In questo senso Merkel è stato il leader ideale della contemporaneità. E non si fa fatica a crederlo visto che la sua intricata e contraddittoria storia familiare che tutt’ora rimane per molti versi enigmatica e piena di ombre. l’ha portata per mano fino al crollo delle idee e alla loro sostituzione con  gli stili di vita. In realtà la sua è una vicenda che sembra demolire tutti i cliché sul mondo comunista e sulla Germania orientale: nasce facendo il cammino inverso a quello che la propaganda occidentale degli anni ’50 diceva e che oggi è diventata tout court storia; a pochi mesi dalla sua nascita la sua famiglia si trasferisce da Amburgo nella Germania Orientale con tutto che il padre era un pastore luterano e dunque avrebbe dovuto essere inviso al regime di Pankow. Ciononostante la famiglia era insolitamente agiata per il periodo e per il luogo tanto da possedere due automobili che sebbene non fossero affatto merce rara nell’est Europa come oggi si favoleggia, denunciavano comunque uno status di favore. La stessa futura cancelliera divenne membro in vista della gioventù universitaria comunista e la sera della caduta del muro preferì andarsene in birreria. Qualcosa che forse oggi suona familiare a testimonianza delle tensioni politiche delle nuove generazioni.

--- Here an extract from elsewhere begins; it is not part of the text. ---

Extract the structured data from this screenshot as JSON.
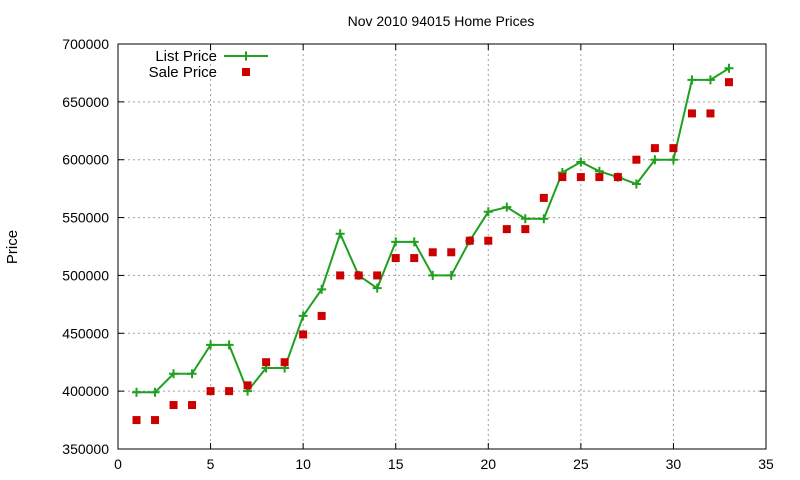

Si è spesso mormorato di una vicinanza quanto meno familiare alla Stasi senza uno straccio di documento, così come senza uno straccio di documento la si è assolta da ogni ombra, ma si potrebbe anche pensare a un ruolo doppiogiochista che forse spiegherebbe meglio l’insieme delle poche cose che si sanno, tuttavia speculare su questo in assenza di qualsiasi documentazione – che se esistesse sarebbe già opportunamente scomparsa – è una perdita di tempo. Il fatto saliente è che da tutto questo si può dedurre semmai una certa passività politica della Merkel, comunista senza problemi nella Ddr, ordoliberista senza se e senza ma dopo la caduta del muro. Più importante è invece la sua ascesa, dovuta certamente all’intelligenza del personaggio, ma soprattutto e ancora una volta al contesto: al cancelliere Kohl impegnato nella riunificazione faceva gioco questa abile e testarda “ragazza” dell’est che rappresentava una parte di popolazione che dopo i primi tempi di euforia cominciava ad accorgersi di essere in serie B e ne favorì una rapidissima carriera facendola divenire uno dei personaggi di riferimento nel più importante Paese dell’Europa per giunta  impegnato nella riunificazione nazionale.

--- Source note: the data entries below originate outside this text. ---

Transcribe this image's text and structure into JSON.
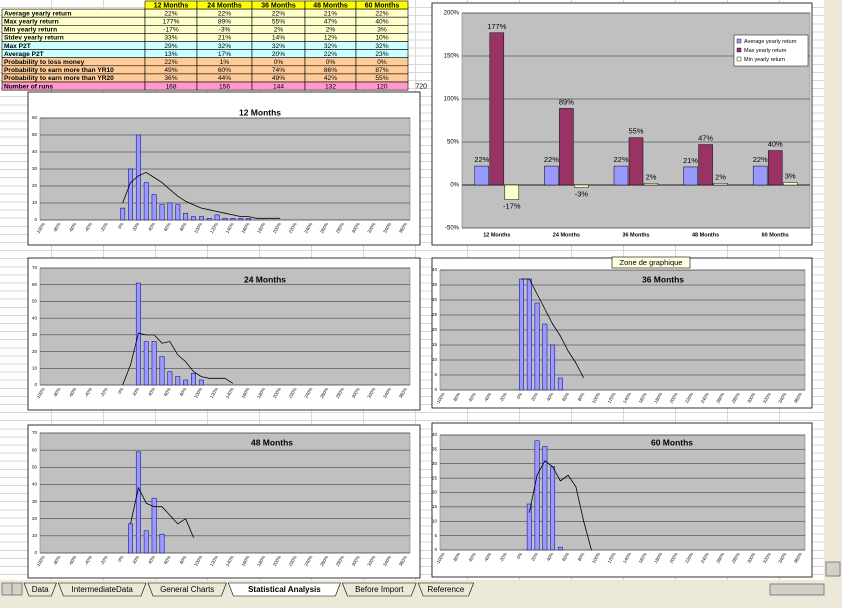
{
  "table": {
    "columns": [
      "12 Months",
      "24 Months",
      "36 Months",
      "48 Months",
      "60 Months"
    ],
    "header_color": "#ffff00",
    "rows": [
      {
        "label": "Average yearly return",
        "color": "#ffffcc",
        "cells": [
          "22%",
          "22%",
          "22%",
          "21%",
          "22%"
        ]
      },
      {
        "label": "Max yearly return",
        "color": "#ffffcc",
        "cells": [
          "177%",
          "89%",
          "55%",
          "47%",
          "40%"
        ]
      },
      {
        "label": "Min yearly return",
        "color": "#ffffcc",
        "cells": [
          "-17%",
          "-3%",
          "2%",
          "2%",
          "3%"
        ]
      },
      {
        "label": "Stdev yearly return",
        "color": "#ffffcc",
        "cells": [
          "33%",
          "21%",
          "14%",
          "12%",
          "10%"
        ]
      },
      {
        "label": "Max P2T",
        "color": "#ccffff",
        "cells": [
          "29%",
          "32%",
          "32%",
          "32%",
          "32%"
        ]
      },
      {
        "label": "Average P2T",
        "color": "#ccffff",
        "cells": [
          "13%",
          "17%",
          "20%",
          "22%",
          "23%"
        ]
      },
      {
        "label": "Probability to loss money",
        "color": "#ffcc99",
        "cells": [
          "22%",
          "1%",
          "0%",
          "0%",
          "0%"
        ]
      },
      {
        "label": "Probability to earn more than YR10",
        "color": "#ffcc99",
        "cells": [
          "49%",
          "60%",
          "74%",
          "86%",
          "87%"
        ]
      },
      {
        "label": "Probability to earn more than YR20",
        "color": "#ffcc99",
        "cells": [
          "36%",
          "44%",
          "49%",
          "42%",
          "55%"
        ]
      },
      {
        "label": "Number of runs",
        "color": "#ff99cc",
        "cells": [
          "168",
          "156",
          "144",
          "132",
          "120"
        ]
      }
    ],
    "total": "720"
  },
  "chart_data": [
    {
      "type": "bar",
      "categories": [
        "12 Months",
        "24 Months",
        "36 Months",
        "48 Months",
        "60 Months"
      ],
      "series": [
        {
          "name": "Average yearly return",
          "color": "#9999ff",
          "values": [
            22,
            22,
            22,
            21,
            22
          ],
          "value_labels": [
            "22%",
            "22%",
            "22%",
            "21%",
            "22%"
          ]
        },
        {
          "name": "Max yearly return",
          "color": "#993366",
          "values": [
            177,
            89,
            55,
            47,
            40
          ],
          "value_labels": [
            "177%",
            "89%",
            "55%",
            "47%",
            "40%"
          ]
        },
        {
          "name": "Min yearly return",
          "color": "#ffffcc",
          "values": [
            -17,
            -3,
            2,
            2,
            3
          ],
          "value_labels": [
            "-17%",
            "-3%",
            "2%",
            "2%",
            "3%"
          ]
        }
      ],
      "ylim": [
        -50,
        200
      ],
      "yticks": [
        {
          "value": -50,
          "label": "-50%"
        },
        {
          "value": 0,
          "label": "0%"
        },
        {
          "value": 50,
          "label": "50%"
        },
        {
          "value": 100,
          "label": "100%"
        },
        {
          "value": 150,
          "label": "150%"
        },
        {
          "value": 200,
          "label": "200%"
        }
      ],
      "grid": true,
      "legend": "right"
    },
    {
      "type": "combo",
      "title": "12 Months",
      "categories": [
        "-100%",
        null,
        "-80%",
        null,
        "-60%",
        null,
        "-40%",
        null,
        "-20%",
        null,
        "0%",
        null,
        "20%",
        null,
        "40%",
        null,
        "60%",
        null,
        "80%",
        null,
        "100%",
        null,
        "120%",
        null,
        "140%",
        null,
        "160%",
        null,
        "180%",
        null,
        "200%",
        null,
        "220%",
        null,
        "240%",
        null,
        "260%",
        null,
        "280%",
        null,
        "300%",
        null,
        "320%",
        null,
        "340%",
        null,
        "360%"
      ],
      "series": [
        {
          "type": "bar",
          "color": "#9999ff",
          "values": [
            0,
            0,
            0,
            0,
            0,
            0,
            0,
            0,
            0,
            0,
            7,
            30,
            50,
            22,
            15,
            9,
            10,
            9,
            4,
            2,
            2,
            1,
            3,
            1,
            1,
            1,
            1,
            0,
            0,
            0,
            0,
            0,
            0,
            0,
            0,
            0,
            0,
            0,
            0,
            0,
            0,
            0,
            0,
            0,
            0,
            0,
            0
          ]
        },
        {
          "type": "line",
          "color": "#000000",
          "values": [
            null,
            null,
            null,
            null,
            null,
            null,
            null,
            null,
            null,
            null,
            10,
            22,
            26,
            28,
            25,
            22,
            18,
            14,
            11,
            9,
            7,
            6,
            5,
            4,
            3,
            2,
            2,
            1,
            1,
            1,
            1,
            null,
            null,
            null,
            null,
            null,
            null,
            null,
            null,
            null,
            null,
            null,
            null,
            null,
            null,
            null,
            null
          ]
        }
      ],
      "ylim": [
        0,
        60
      ],
      "yticks": [
        0,
        10,
        20,
        30,
        40,
        50,
        60
      ],
      "grid": true
    },
    {
      "type": "combo",
      "title": "24 Months",
      "categories": [
        "-100%",
        null,
        "-80%",
        null,
        "-60%",
        null,
        "-40%",
        null,
        "-20%",
        null,
        "0%",
        null,
        "20%",
        null,
        "40%",
        null,
        "60%",
        null,
        "80%",
        null,
        "100%",
        null,
        "120%",
        null,
        "140%",
        null,
        "160%",
        null,
        "180%",
        null,
        "200%",
        null,
        "220%",
        null,
        "240%",
        null,
        "260%",
        null,
        "280%",
        null,
        "300%",
        null,
        "320%",
        null,
        "340%",
        null,
        "360%"
      ],
      "series": [
        {
          "type": "bar",
          "color": "#9999ff",
          "values": [
            0,
            0,
            0,
            0,
            0,
            0,
            0,
            0,
            0,
            0,
            0,
            0,
            61,
            26,
            26,
            17,
            8,
            5,
            3,
            7,
            3,
            0,
            0,
            0,
            0,
            0,
            0,
            0,
            0,
            0,
            0,
            0,
            0,
            0,
            0,
            0,
            0,
            0,
            0,
            0,
            0,
            0,
            0,
            0,
            0,
            0,
            0
          ]
        },
        {
          "type": "line",
          "color": "#000000",
          "values": [
            null,
            null,
            null,
            null,
            null,
            null,
            null,
            null,
            null,
            null,
            0,
            12,
            31,
            30,
            30,
            25,
            26,
            18,
            14,
            8,
            5,
            4,
            4,
            4,
            1,
            null,
            null,
            null,
            null,
            null,
            null,
            null,
            null,
            null,
            null,
            null,
            null,
            null,
            null,
            null,
            null,
            null,
            null,
            null,
            null,
            null,
            null
          ]
        }
      ],
      "ylim": [
        0,
        70
      ],
      "yticks": [
        0,
        10,
        20,
        30,
        40,
        50,
        60,
        70
      ],
      "grid": true
    },
    {
      "type": "combo",
      "title": "36 Months",
      "categories": [
        "-100%",
        null,
        "-80%",
        null,
        "-60%",
        null,
        "-40%",
        null,
        "-20%",
        null,
        "0%",
        null,
        "20%",
        null,
        "40%",
        null,
        "60%",
        null,
        "80%",
        null,
        "100%",
        null,
        "120%",
        null,
        "140%",
        null,
        "160%",
        null,
        "180%",
        null,
        "200%",
        null,
        "220%",
        null,
        "240%",
        null,
        "260%",
        null,
        "280%",
        null,
        "300%",
        null,
        "320%",
        null,
        "340%",
        null,
        "360%"
      ],
      "series": [
        {
          "type": "bar",
          "color": "#9999ff",
          "values": [
            0,
            0,
            0,
            0,
            0,
            0,
            0,
            0,
            0,
            0,
            37,
            37,
            29,
            22,
            15,
            4,
            0,
            0,
            0,
            0,
            0,
            0,
            0,
            0,
            0,
            0,
            0,
            0,
            0,
            0,
            0,
            0,
            0,
            0,
            0,
            0,
            0,
            0,
            0,
            0,
            0,
            0,
            0,
            0,
            0,
            0,
            0
          ]
        },
        {
          "type": "line",
          "color": "#000000",
          "values": [
            null,
            null,
            null,
            null,
            null,
            null,
            null,
            null,
            null,
            null,
            37,
            37,
            32,
            27,
            22,
            18,
            13,
            9,
            4,
            null,
            null,
            null,
            null,
            null,
            null,
            null,
            null,
            null,
            null,
            null,
            null,
            null,
            null,
            null,
            null,
            null,
            null,
            null,
            null,
            null,
            null,
            null,
            null,
            null,
            null,
            null,
            null
          ]
        }
      ],
      "ylim": [
        0,
        40
      ],
      "yticks": [
        0,
        5,
        10,
        15,
        20,
        25,
        30,
        35,
        40
      ],
      "grid": true
    },
    {
      "type": "combo",
      "title": "48 Months",
      "categories": [
        "-100%",
        null,
        "-80%",
        null,
        "-60%",
        null,
        "-40%",
        null,
        "-20%",
        null,
        "0%",
        null,
        "20%",
        null,
        "40%",
        null,
        "60%",
        null,
        "80%",
        null,
        "100%",
        null,
        "120%",
        null,
        "140%",
        null,
        "160%",
        null,
        "180%",
        null,
        "200%",
        null,
        "220%",
        null,
        "240%",
        null,
        "260%",
        null,
        "280%",
        null,
        "300%",
        null,
        "320%",
        null,
        "340%",
        null,
        "360%"
      ],
      "series": [
        {
          "type": "bar",
          "color": "#9999ff",
          "values": [
            0,
            0,
            0,
            0,
            0,
            0,
            0,
            0,
            0,
            0,
            0,
            17,
            59,
            13,
            32,
            11,
            0,
            0,
            0,
            0,
            0,
            0,
            0,
            0,
            0,
            0,
            0,
            0,
            0,
            0,
            0,
            0,
            0,
            0,
            0,
            0,
            0,
            0,
            0,
            0,
            0,
            0,
            0,
            0,
            0,
            0,
            0
          ]
        },
        {
          "type": "line",
          "color": "#000000",
          "values": [
            null,
            null,
            null,
            null,
            null,
            null,
            null,
            null,
            null,
            null,
            null,
            17,
            38,
            29,
            27,
            27,
            22,
            17,
            20,
            9,
            null,
            null,
            null,
            null,
            null,
            null,
            null,
            null,
            null,
            null,
            null,
            null,
            null,
            null,
            null,
            null,
            null,
            null,
            null,
            null,
            null,
            null,
            null,
            null,
            null,
            null,
            null
          ]
        }
      ],
      "ylim": [
        0,
        70
      ],
      "yticks": [
        0,
        10,
        20,
        30,
        40,
        50,
        60,
        70
      ],
      "grid": true
    },
    {
      "type": "combo",
      "title": "60 Months",
      "categories": [
        "-100%",
        null,
        "-80%",
        null,
        "-60%",
        null,
        "-40%",
        null,
        "-20%",
        null,
        "0%",
        null,
        "20%",
        null,
        "40%",
        null,
        "60%",
        null,
        "80%",
        null,
        "100%",
        null,
        "120%",
        null,
        "140%",
        null,
        "160%",
        null,
        "180%",
        null,
        "200%",
        null,
        "220%",
        null,
        "240%",
        null,
        "260%",
        null,
        "280%",
        null,
        "300%",
        null,
        "320%",
        null,
        "340%",
        null,
        "360%"
      ],
      "series": [
        {
          "type": "bar",
          "color": "#9999ff",
          "values": [
            0,
            0,
            0,
            0,
            0,
            0,
            0,
            0,
            0,
            0,
            0,
            16,
            38,
            36,
            29,
            1,
            0,
            0,
            0,
            0,
            0,
            0,
            0,
            0,
            0,
            0,
            0,
            0,
            0,
            0,
            0,
            0,
            0,
            0,
            0,
            0,
            0,
            0,
            0,
            0,
            0,
            0,
            0,
            0,
            0,
            0,
            0
          ]
        },
        {
          "type": "line",
          "color": "#000000",
          "values": [
            null,
            null,
            null,
            null,
            null,
            null,
            null,
            null,
            null,
            null,
            null,
            13,
            26,
            31,
            29,
            24,
            26,
            22,
            10,
            0,
            null,
            null,
            null,
            null,
            null,
            null,
            null,
            null,
            null,
            null,
            null,
            null,
            null,
            null,
            null,
            null,
            null,
            null,
            null,
            null,
            null,
            null,
            null,
            null,
            null,
            null,
            null
          ]
        }
      ],
      "ylim": [
        0,
        40
      ],
      "yticks": [
        0,
        5,
        10,
        15,
        20,
        25,
        30,
        35,
        40
      ],
      "grid": true
    }
  ],
  "tooltip": "Zone de graphique",
  "sheet_tabs": [
    "Data",
    "IntermediateData",
    "General Charts",
    "Statistical Analysis",
    "Before Import",
    "Reference"
  ],
  "active_tab": 3
}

Ma da quel ruolo e da quel contesto – ordoliberismo e questione nazionale – Angela Merkel non si è più allontanata in ragione della sua stessa natura di impolitica e ha dato un potente appoggio alla Ue del tradimento sociale. Con lei rinasce la sindrome di accerchiamento della Germania, la sensazione che tutti cerchino di sfruttarla proprio mentre è lei a farlo. Lo ha riconosciuto lo stesso Kohl poco prima di morire: “Sta rovinando la mia Europa”. Da un  certo punto di vista la cancelliera è stata la principale euroscettica pretendendo che tutto il resto del continente si allineasse alla Germania come se si trattasse di una grande riunificazione: più che le contraddizioni della politica merkeliana dovrebbe fare notizia l’immutabilità del contesto mentale in cui opera. Così. per esempio, non potendo riconoscere come i bassi salari e la precarietà in cui si risolve verso il basso il paradigma neo liberista, siano letali per la demografia si è lasciata andare ad un immigrazionsimo acritico che le è costato carissimo e sul quale ha fatto dietro front lasciando peraltro in braghe di tela l’Italia.

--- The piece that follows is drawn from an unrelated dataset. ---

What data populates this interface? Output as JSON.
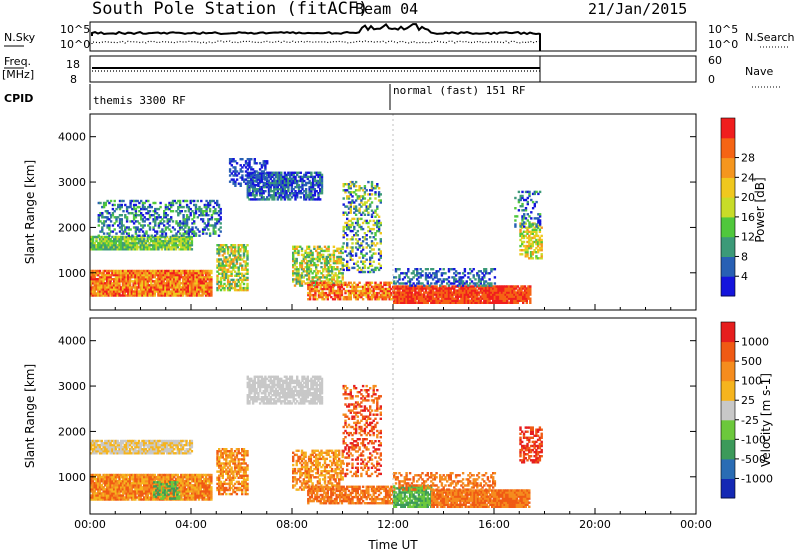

Ma il risultato più eclatante della sua guida è stato dopo tanti anni quello di isolare la Germania: di isolarla dal resto dell’Europa a causa della rigidità dei precetti che vuole imporre e del lucro che ha fatto sulla moneta unica, isolata dalla Russia per obbedire agli Usa contro i propri stessi interessi, in via di isolamento dagli Usa per non aver ubbidito a sufficienza e a causa delle nuove fumisterie trumpiane: il siluro contro Deutsche Bank è già stato armato. Semplicemente la Merkel  non ha mai superato gli anni ’90 e agisce come se si trovasse in quel contesto dopo avervi trascinato per impotenza ideologica e per necessità politica anche le possibili alternative ancora esistenti vent’anni fa, ma ormai dissolte.  Come si va dissolvendo l’Europa senza il suo principale pilastro.